Comment by Klathmon
8 years ago
Won't it be even easier to just check if the domain contains something outside the currently used character set (perhaps always allowing ascii)?
I think that, plus a "you have never visited this site before" kind of warning could go a long way towards combating these kinds of attacks.
I think the real devil is going to be in the UI. You don't want to make it overly scary (otherwise you penalize domains which use some unicode characters correctly), but it can't be so unnoticable that you won't be able to tell when it matters.
Well if you're Russian (or one of the many other nationalities that uses a Cyrillic character set), then that's still not going to help you. If you visit аррІе.com (all Cyrillic characters) you wouldn't get any warning that it wasn't apple.com (all Latin characters). It's a rather euro-centric solution to the problem.
The thing is, why should an English speaking person get a warning when they visit a Cyrillic url, but a Russian speaking person doesn't get a warning when visiting a url with Latin characters? Why is apple.com assumed to be legitimate and аррІе.com is considered the fraud?
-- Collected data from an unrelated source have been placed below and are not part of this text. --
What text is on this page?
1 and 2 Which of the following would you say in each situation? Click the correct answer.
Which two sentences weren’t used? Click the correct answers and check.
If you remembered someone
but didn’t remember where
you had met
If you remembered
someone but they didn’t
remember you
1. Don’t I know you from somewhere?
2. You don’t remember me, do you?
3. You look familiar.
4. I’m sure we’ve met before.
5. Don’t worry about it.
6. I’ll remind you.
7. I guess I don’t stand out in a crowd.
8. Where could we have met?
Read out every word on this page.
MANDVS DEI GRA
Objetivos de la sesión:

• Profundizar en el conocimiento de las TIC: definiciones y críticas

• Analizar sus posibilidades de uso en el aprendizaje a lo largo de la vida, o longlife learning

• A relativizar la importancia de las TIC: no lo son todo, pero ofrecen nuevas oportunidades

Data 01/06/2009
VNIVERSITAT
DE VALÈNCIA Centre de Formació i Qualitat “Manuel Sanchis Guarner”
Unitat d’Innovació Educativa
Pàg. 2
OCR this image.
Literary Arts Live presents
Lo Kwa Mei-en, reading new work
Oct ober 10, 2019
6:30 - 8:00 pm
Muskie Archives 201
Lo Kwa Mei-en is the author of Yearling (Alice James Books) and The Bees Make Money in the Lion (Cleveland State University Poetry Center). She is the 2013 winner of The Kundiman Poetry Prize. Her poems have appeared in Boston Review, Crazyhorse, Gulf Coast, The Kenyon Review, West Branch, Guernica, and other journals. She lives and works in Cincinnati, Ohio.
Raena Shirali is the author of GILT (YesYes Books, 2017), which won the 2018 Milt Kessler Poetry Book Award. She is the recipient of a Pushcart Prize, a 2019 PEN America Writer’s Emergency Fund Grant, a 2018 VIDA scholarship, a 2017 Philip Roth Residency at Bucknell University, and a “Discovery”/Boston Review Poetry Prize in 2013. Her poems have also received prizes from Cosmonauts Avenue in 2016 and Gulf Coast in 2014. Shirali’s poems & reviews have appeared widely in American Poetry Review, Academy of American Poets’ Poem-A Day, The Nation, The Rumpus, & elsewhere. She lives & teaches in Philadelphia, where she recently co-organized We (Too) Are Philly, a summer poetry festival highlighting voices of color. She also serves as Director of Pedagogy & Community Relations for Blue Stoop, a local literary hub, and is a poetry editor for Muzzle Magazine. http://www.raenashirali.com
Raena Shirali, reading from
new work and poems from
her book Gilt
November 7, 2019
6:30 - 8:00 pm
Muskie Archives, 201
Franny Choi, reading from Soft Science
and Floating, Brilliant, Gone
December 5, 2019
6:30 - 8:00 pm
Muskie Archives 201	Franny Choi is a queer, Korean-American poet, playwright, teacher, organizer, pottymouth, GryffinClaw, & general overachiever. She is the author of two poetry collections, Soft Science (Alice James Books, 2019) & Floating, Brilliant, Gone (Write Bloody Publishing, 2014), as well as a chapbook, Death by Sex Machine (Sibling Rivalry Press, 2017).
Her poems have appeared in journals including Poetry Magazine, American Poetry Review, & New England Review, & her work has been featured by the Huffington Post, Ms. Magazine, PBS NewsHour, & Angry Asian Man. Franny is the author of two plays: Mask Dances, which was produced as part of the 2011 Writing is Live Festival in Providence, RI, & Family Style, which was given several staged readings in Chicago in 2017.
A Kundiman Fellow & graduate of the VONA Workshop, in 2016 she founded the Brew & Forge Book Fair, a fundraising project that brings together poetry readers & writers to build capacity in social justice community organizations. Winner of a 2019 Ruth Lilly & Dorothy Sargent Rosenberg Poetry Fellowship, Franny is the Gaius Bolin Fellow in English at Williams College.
In fact I'm almost sure that browsers originally used to disable IDNs using some kind of scheme that relied on language preferences back when they first started being used. I suspect they eventually abandoned that approach for this very reason. It only seems like a good idea if you're English speaking (or at least some other Latin-based language).
For a multi-lingual (really multi-char-set, "multi-graphic"?) user who often visits sites in several different char-sets, and might have a 60/30/5/5 percentage distribution, getting an "are you sure?" check before visiting a site with mixed char sets or a new-to-that-profile unmixed set seems like an useful confirmation that would not be invoked often, but would be likely to avoid a trip to the phishy sites. The same approach would work for the 99/1 or 100/0 distribution. The UI should be more of:
Interestingly enough, my Chrome sends "accept-language:en-US,en;q=0.8,ko;q=0.6". I dont even know how it infers that.